1. At a Glance – The Tyre That Refused to Go Flat
Apollo Tyres is currently trading around ₹508, flexing a market cap of ₹32,289 Cr, and behaving like that middle-aged uncle who suddenly joins CrossFit and starts posting transformation pics.
Q3 FY26 numbers were spicy: quarterly revenue of ₹7,743 Cr (up 11.8% YoY) and PAT of ₹488 Cr, a stunning 43.4% YoY jump. For a cyclical, rubber-and-oil-dependent business, that’s not small talk — that’s shouting across the wedding hall.

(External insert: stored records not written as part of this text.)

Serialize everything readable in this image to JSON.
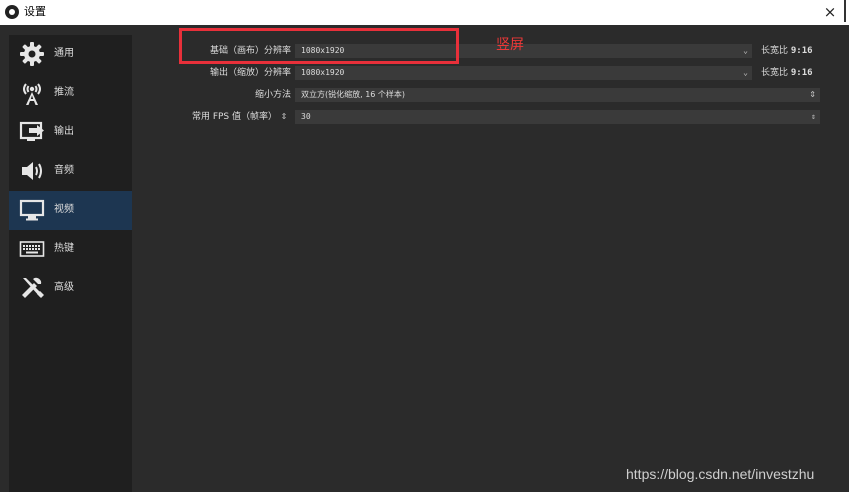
{
  "window": {
    "title": "设置",
    "close_symbol": "×"
  },
  "sidebar": {
    "items": [
      {
        "label": "通用",
        "icon": "gear-icon"
      },
      {
        "label": "推流",
        "icon": "antenna-icon"
      },
      {
        "label": "输出",
        "icon": "output-icon"
      },
      {
        "label": "音频",
        "icon": "speaker-icon"
      },
      {
        "label": "视频",
        "icon": "monitor-icon",
        "active": true
      },
      {
        "label": "热键",
        "icon": "keyboard-icon"
      },
      {
        "label": "高级",
        "icon": "tools-icon"
      }
    ]
  },
  "video": {
    "base_resolution": {
      "label": "基础（画布）分辨率",
      "value": "1080x1920",
      "aspect_prefix": "长宽比",
      "aspect_value": "9:16"
    },
    "output_resolution": {
      "label": "输出（缩放）分辨率",
      "value": "1080x1920",
      "aspect_prefix": "长宽比",
      "aspect_value": "9:16"
    },
    "downscale_filter": {
      "label": "缩小方法",
      "value": "双立方(锐化缩放, 16 个样本)"
    },
    "fps": {
      "label": "常用 FPS 值（帧率）",
      "value": "30"
    }
  },
  "annotation": {
    "note": "竖屏",
    "color": "#e8303a"
  },
  "watermark": "https://blog.csdn.net/investzhu",
  "colors": {
    "window_bg": "#2b2b2b",
    "sidebar_bg": "#1f1f1f",
    "sidebar_active": "#1d3651",
    "field_bg": "#3a3a3a"
  }
}
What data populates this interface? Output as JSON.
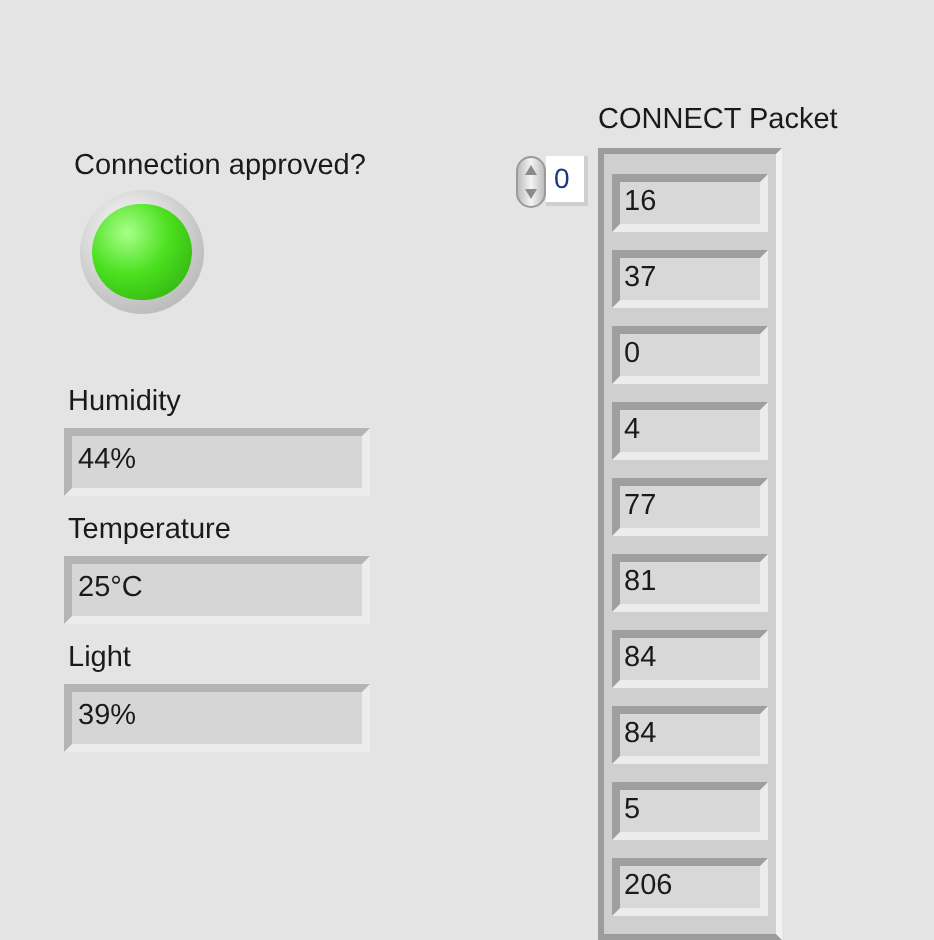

Valuation-wise, Apollo sits at a P/E of ~22x, below the industry average of ~30x, with EV/EBITDA at 8.9x. ROCE at 11.4% and ROE at 8.6% won’t win bodybuilding contests, but they’re improving. Debt is ₹4,518 Cr, manageable with interest coverage of 6.1x. Dividend yield stands at a respectable ~1%, because Apollo believes in sharing dessert, not just showing it.
Three-month returns are flat, six-month returns are up 18%, and one-year returns sit at ~22%. Translation: market is cautiously optimistic but not drunk yet.
So the question is simple: Is this a temporary rubber bounce or a structurally stronger tyre story finally unfolding?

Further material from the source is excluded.